We slice the nien gao, and steam them till they are soft and gooey. Then, we twirl the hot gooey cake with chopsticks, and smother them in grated coconut. It’s my favourite way of eating nien gao, and brings back memories of my four siblings and I surrounding a plate of hot nien gao, and eating as fast as we could before it cools down and hardens.
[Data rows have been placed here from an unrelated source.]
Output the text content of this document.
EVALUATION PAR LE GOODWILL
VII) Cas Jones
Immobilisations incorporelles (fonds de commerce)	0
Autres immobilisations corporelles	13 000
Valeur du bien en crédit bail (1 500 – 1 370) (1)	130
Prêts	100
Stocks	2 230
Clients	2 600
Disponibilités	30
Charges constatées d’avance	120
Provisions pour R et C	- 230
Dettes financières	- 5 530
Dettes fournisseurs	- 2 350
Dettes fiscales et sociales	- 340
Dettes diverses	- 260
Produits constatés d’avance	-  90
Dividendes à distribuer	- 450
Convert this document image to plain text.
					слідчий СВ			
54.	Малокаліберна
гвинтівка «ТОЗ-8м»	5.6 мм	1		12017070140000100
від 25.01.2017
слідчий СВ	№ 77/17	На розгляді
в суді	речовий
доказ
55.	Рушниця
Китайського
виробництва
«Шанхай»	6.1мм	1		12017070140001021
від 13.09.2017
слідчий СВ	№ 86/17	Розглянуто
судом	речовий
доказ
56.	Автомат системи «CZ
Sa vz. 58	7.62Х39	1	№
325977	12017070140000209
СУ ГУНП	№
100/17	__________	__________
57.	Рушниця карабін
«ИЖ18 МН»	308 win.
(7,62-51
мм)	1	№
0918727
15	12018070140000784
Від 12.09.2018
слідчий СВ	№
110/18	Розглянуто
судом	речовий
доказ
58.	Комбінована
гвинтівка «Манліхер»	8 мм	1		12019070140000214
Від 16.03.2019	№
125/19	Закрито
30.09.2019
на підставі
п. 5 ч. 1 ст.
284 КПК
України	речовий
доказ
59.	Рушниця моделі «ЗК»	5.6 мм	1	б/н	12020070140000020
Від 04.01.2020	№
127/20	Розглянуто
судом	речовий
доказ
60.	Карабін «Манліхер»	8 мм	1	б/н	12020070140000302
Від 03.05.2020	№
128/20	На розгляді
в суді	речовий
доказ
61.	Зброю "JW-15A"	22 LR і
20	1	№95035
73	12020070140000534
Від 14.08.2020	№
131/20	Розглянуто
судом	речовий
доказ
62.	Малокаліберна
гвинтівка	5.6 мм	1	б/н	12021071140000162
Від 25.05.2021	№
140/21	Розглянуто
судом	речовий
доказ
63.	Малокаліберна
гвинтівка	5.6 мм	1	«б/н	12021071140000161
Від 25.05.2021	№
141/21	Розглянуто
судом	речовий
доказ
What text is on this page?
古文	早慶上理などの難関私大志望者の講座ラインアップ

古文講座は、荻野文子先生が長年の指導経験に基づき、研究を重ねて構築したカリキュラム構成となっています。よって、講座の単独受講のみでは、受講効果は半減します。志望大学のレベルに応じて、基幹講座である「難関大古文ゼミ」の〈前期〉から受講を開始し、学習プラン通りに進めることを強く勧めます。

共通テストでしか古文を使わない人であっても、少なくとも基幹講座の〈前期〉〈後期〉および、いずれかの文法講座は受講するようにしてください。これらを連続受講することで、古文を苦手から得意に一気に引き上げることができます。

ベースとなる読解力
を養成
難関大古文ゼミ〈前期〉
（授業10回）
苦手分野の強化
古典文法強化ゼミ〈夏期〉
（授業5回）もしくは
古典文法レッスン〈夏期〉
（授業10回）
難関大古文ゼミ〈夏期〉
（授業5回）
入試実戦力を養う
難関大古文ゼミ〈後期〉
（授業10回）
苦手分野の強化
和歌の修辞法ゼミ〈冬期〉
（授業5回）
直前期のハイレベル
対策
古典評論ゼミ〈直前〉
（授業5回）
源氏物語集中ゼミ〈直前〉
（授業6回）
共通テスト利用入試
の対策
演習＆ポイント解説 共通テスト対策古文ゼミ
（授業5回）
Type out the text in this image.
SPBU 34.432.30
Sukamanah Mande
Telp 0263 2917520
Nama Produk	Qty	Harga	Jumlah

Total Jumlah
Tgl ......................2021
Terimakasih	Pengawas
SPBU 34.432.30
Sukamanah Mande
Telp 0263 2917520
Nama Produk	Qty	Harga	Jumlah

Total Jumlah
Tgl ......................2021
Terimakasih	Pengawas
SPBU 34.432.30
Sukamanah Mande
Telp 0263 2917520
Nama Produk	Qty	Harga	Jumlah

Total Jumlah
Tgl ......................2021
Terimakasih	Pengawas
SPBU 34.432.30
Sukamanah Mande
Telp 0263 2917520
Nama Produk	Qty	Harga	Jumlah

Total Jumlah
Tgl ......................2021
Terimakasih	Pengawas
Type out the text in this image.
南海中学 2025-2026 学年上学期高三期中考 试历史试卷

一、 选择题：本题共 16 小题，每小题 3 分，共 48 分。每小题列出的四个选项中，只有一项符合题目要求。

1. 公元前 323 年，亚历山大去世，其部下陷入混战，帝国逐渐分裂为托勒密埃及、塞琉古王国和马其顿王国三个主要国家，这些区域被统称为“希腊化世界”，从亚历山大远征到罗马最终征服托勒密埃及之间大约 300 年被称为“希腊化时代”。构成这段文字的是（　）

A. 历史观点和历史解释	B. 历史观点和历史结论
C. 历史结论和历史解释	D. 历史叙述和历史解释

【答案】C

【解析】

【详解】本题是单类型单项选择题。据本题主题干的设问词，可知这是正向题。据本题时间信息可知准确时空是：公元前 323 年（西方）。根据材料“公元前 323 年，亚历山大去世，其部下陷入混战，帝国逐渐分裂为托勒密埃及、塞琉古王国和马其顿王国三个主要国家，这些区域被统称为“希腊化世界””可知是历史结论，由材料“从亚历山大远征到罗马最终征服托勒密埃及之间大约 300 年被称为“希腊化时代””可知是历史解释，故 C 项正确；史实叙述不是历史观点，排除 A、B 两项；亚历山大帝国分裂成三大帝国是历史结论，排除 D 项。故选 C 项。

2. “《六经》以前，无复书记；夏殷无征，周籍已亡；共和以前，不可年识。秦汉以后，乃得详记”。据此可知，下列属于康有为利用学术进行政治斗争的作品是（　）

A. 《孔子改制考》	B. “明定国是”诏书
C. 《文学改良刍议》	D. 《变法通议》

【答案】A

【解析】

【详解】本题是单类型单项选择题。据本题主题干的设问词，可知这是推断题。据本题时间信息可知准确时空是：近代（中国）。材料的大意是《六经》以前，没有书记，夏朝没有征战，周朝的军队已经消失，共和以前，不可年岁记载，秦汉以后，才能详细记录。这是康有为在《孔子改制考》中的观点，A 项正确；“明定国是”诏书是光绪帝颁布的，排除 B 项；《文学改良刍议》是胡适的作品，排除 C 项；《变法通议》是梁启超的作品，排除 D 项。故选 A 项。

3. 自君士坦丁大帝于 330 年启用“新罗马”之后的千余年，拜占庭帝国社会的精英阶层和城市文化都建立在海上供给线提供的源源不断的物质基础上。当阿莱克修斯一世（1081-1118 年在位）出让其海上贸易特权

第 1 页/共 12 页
Pat, once again I just want to thank you because your cookbook is awesome. I just made the black-bean steamed fish. It was my first time using salted black beans and making them into a paste/sauce from scratch. So tasty and so easy. I used Cod and added shaoxing, ginger slices, and chicken stock to the steaming liquid. We served it with some some sauteed baby bok choi and rice. Thanks again and I can’t wait for your next book.
Hi Pat,
Just checking in to see how you are and the new baby. Pictures in the next post are highly anticipated. 🙂
Leah
My mom purchases one (hehe) from a vegetarian restaurant every year. I love the ‘mochi mochi’ texture of this sweet delight.
Happy Lunar New Year!
I hope you had a wonderful new year! Chewing on mochi is like chewing on clouds. Love it!
Pat
Good job I love ur blog and so happy that you are doing this and also the recipes are very interesting and all things that I have been wanting to try!! Keep it up and I will keep reading!!! Happy Chinese new year!!
Love
Ivy
Thank you, Ivy! I hope my new blog will still hold your interest and keep you coming back for more. Cheers, Pat
You made me smile with “my dad has always insisted we are NOT Chinese” My husband is Chinese-Indonesian and says the same thing, yet his name is still Chinese and he still celebrates Chinese new Year. Thanks for the recipe, I am going to try and make it this weekend for my husband. Best wishes with your new baby.